Teremos outra organização. Tudo muito diferente do que era e extremamente novo. Vamos ter que descobrir com o tempo.

Como o afastamento do convívio com colegas e professores interfere sobre a sociabilidade dos estudantes?

Pamela – Antes da pandemia essas gerações já estavam imersas no mundo digital. Atendo famílias e percebo que os jovens se falam muito. Ainda que seja de forma digital, isso não deixa de ser uma forma de se socializar.

O que está diferente é o local. Na escola se encontravam. Agora isso passa por uma resignificação desse espaço. O ser humano tem a necessidade de socializar. As pessoas sempre dão um jeito de criar esses grupos de pertencimento. Os jovens estão fazendo isso. Estão em contato na forma virtual, seja para conversar ou nos jogos eletrônicos.

Como trabalhar essa retomada, seja no Ensino Infantil ou no Ensino Médio?

Pamela – Precisamos reconsiderar o pensamento de que se as crianças não estão na escola elas estão perdendo. Perdendo conteúdo, me refiro. Temos de entender que o aprendizado de crianças e de adolescentes é mais do que conteúdo. O que estamos vivenciando traz outro tipo de experiência com outros aprendizados.

Então não dá para achar que precisa voltar às aulas a todo custo para não perder o ano. Não há como fingir que a pandemia não aconteceu e que não está acontecendo. Isso faz parte. O vamos “perder” o ano tem de ser entendido como a vivência em um período atípico.

Precisamos assimilar isso tudo.
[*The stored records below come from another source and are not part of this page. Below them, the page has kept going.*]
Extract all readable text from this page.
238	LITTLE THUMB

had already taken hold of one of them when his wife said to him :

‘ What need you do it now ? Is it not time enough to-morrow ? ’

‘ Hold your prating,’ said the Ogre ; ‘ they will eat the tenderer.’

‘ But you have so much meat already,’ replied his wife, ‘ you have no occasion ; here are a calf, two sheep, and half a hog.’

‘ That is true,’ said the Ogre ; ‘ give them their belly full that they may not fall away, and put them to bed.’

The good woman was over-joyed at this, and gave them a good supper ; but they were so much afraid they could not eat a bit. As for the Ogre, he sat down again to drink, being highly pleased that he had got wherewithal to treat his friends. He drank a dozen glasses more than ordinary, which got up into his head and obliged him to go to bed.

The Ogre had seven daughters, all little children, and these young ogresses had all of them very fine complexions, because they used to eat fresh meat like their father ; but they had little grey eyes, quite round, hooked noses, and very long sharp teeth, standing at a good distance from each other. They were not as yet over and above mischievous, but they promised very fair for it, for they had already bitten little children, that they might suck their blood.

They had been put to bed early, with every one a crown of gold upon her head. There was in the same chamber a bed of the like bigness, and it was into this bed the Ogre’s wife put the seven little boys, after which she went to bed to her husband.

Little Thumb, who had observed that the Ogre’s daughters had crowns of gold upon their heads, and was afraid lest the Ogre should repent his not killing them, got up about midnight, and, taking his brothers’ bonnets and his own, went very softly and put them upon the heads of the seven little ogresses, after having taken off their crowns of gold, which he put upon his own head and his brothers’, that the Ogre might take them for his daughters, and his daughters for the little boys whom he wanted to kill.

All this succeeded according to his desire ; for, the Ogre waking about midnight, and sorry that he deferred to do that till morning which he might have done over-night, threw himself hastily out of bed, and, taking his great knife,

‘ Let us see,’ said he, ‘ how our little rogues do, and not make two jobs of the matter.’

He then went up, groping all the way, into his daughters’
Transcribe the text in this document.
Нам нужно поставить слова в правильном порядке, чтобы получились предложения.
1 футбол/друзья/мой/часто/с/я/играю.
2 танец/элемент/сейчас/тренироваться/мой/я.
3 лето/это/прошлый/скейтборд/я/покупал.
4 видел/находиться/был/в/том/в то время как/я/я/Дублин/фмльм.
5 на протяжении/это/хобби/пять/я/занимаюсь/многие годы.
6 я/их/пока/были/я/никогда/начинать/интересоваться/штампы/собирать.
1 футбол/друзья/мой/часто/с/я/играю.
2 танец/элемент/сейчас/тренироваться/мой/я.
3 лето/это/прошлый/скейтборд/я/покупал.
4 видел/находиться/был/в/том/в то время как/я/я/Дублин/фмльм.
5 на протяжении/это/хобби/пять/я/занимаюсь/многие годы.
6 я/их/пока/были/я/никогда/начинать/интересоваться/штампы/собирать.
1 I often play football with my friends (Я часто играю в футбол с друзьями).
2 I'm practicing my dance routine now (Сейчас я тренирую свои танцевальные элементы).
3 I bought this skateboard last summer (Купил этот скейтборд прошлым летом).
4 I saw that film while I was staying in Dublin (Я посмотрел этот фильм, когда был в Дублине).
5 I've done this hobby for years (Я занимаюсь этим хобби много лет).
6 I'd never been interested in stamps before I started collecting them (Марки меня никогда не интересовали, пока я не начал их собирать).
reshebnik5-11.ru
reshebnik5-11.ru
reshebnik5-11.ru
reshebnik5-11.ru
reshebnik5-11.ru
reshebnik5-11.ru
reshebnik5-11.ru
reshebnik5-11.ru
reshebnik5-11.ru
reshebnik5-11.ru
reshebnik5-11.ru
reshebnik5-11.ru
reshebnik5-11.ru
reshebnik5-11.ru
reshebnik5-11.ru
Saber que esse ano existe e que nos fez aprender coisas que talvez não conheceríamos se não fosse tudo isso.

Algo bem importante é reconhecermos. Não há como substituir a escola. Estar com a família em casa não é a mesma coisa. A escola não existe só pelo conteúdo. Há todo o convívio, o compartilhamento com o outro, as suas regras de comportamentos.